Parker focused on excellence. He became a Presidential Ambassador, joined the Morehouse Debate Team, and then turned his attention to Moot Court, where he met Dr. Winfield Murray, a pre-law professor who had led the Moot Court Team to victory as the first HBCU team to win a national title at the American Collegiate Moot Court Association’s national championship. Murray helped Parker to hone his research and writing skills, pushing him to rewrite arguments and term papers again and again until he got it right. It helped Parker to develop a deep understanding of case law and a swagger in the courtroom.
“Professor Murray was not only a mentor, but also a great friend,” said Parker, a member of Alpha Phi Alpha Fraternity. “He was the type of professor who didn’t hold back. He would give you tough love and tell you how it is. He had very high standards.”
Parker got several opportunities to test his legal knowledge in the real world. He served as an attorney general for the Morehouse College Student Government Association, interned for U.S. Congressman Emanuel Cleaver, worked at law firms, and led a campaign for a city councilman in his hometown. His candidate won.
Parker’s dedication to the law got him recognized by the Ivy Leagues. He was one of the youngest students selected, for example, to participate in the prestigious Harvard/NYU Trials Law program.
By his senior year at Morehouse, Parker was as sought after as a first-round draft pick. He had earned his 4.0 grade point average and national recognition as a finalist for both the Rhodes and Truman Scholarships, the top academic prizes for an undergraduate. Nineteen colleges accepted his law school enrollment application and offered to pay his way.
“I was accepted by Harvard, Yale, the University of Chicago, Cornell, Georgetown, Duke…,” he said, smiling broadly. He chose Harvard Law over the rest. “Harvard has been a dream of mine since for as long as I can remember.”

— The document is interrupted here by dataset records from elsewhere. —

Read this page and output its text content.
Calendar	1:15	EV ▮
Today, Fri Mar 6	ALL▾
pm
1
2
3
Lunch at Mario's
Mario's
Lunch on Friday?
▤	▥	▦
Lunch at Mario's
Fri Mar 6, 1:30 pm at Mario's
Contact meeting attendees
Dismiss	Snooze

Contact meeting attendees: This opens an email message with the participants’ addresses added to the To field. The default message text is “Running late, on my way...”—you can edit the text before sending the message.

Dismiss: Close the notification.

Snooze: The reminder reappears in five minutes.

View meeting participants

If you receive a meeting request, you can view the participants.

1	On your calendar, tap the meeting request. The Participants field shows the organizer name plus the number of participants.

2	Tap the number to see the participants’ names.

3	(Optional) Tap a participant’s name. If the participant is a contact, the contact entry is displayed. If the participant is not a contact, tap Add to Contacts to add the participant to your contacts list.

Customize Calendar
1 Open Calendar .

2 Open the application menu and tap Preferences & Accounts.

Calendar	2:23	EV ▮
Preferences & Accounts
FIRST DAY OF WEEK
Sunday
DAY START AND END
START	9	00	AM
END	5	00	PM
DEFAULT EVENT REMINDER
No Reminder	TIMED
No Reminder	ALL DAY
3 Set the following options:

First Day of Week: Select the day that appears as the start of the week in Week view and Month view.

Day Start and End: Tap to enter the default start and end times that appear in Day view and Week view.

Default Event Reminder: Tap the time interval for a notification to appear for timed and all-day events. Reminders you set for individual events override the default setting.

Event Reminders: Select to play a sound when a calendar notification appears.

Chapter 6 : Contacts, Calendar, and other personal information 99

After Harvard Law, Parker plans to practice law and eventually return home to work on the behalf of marginalized communities. He hopes to run for an elected office someday. “I will go as far as God allows me to go in my career.”
Parker feels that as a Morehouse Man he is ready for whatever the future has in store for him. He defines a Morehouse Man as one who lives by the “Five Wells”—well-read, well-spoken, well-traveled, well-dressed, and well-balanced—and selflessly gives back to his community. He noted Morehouse alumni believed in him and gave back by helping him. And he intends to do the same for the men of Morehouse still at the College, pursuing their dreams.
“My Morehouse experience has been pretty amazing. It has contributed to my success and helped me as a person and put me on this path,” Parker said. “I am excited about the future. I think that in our community, we need leaders who young people can look up to as a source of inspiration and hope. I want to be one of those leaders.
|Derrick Parker Jr.|
Major: Political Science
Hometown (Country/State/City): Kansas City, Mo.
Morehouse college affiliations (Organizations/Clubs/Fraternities):
Alpha Phi Alpha Fraternity Inc. - Alpha Rho Chapter; Phi Beta Kappa: Morehouse College Moot Court Team; Morehouse College Debate Team; Presidential Ambassador; Pre-Law Society; Morehouse Student Government Association; Alpha Lambda Delta National Honor Society; Pi Sigma Alpha Political Science Honor Society; and Omicron Delta Kappa Honor Society.
Why I chose Morehouse College: I chose Morehouse College because there is no other place like it in the world! I chose Morehouse because of its rich history and deep commitment to developing black men to allow them to change the world. Four years later, I am one step closer to contributing to that cause.